Woman's death attributed to infection from a dog lick
By Katie Crowther
Earlier this month Greg Manteufel developed a similar infection, resulting in the amputation of his hands and legs. Doctors believe it was from a bacteria transferred to him when a dog licked him.
Sharon Larson had just gotten a puppy. It nipped at her, causing a minor cut. A day after taking him to the vet for a check-up, Sharon was rushed to the hospital.
“I was told she could get struck by lightning four times and live, win the lottery twice,” said Sharon’s husband Dan Larson. “that’s how rare this is supposed to be.
Dan is still in shock. He thought she had the flu.
“General antibiotics that they put her on didn’t do anything,” he said.
Within two days at Wheaton Franciscan in Franklin, Sharon was dead, at 58-years-old.
“I feel like I got robbed.
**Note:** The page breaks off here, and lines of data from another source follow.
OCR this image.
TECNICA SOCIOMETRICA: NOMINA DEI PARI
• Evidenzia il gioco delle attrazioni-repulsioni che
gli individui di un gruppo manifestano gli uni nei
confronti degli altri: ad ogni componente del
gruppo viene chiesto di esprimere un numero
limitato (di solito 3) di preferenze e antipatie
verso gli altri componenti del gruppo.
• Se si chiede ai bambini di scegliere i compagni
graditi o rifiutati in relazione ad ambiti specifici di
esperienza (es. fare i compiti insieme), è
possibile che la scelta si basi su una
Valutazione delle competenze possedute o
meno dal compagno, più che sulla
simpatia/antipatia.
Lost my right arm. My best friend,” Dan said.
Doctors told him she tested positive for capnocytophaga. They say the bacteria, found in the saliva of most dogs, cats, even some humans, is rarely problematic and almost never deadly.
But when certain people come in contact with it, it can have devastating consequences, like for Sharon.
“I had no knowledge,” said Sharon’s son Steven.
Sharon’s son wants more answers since there is no real tracking of how many cases there have been.
“What do you want people to know? To always be more cautious. cut to people think nothing of getting a simple dog bite. But even something so simple... can go wrong,” Steven said.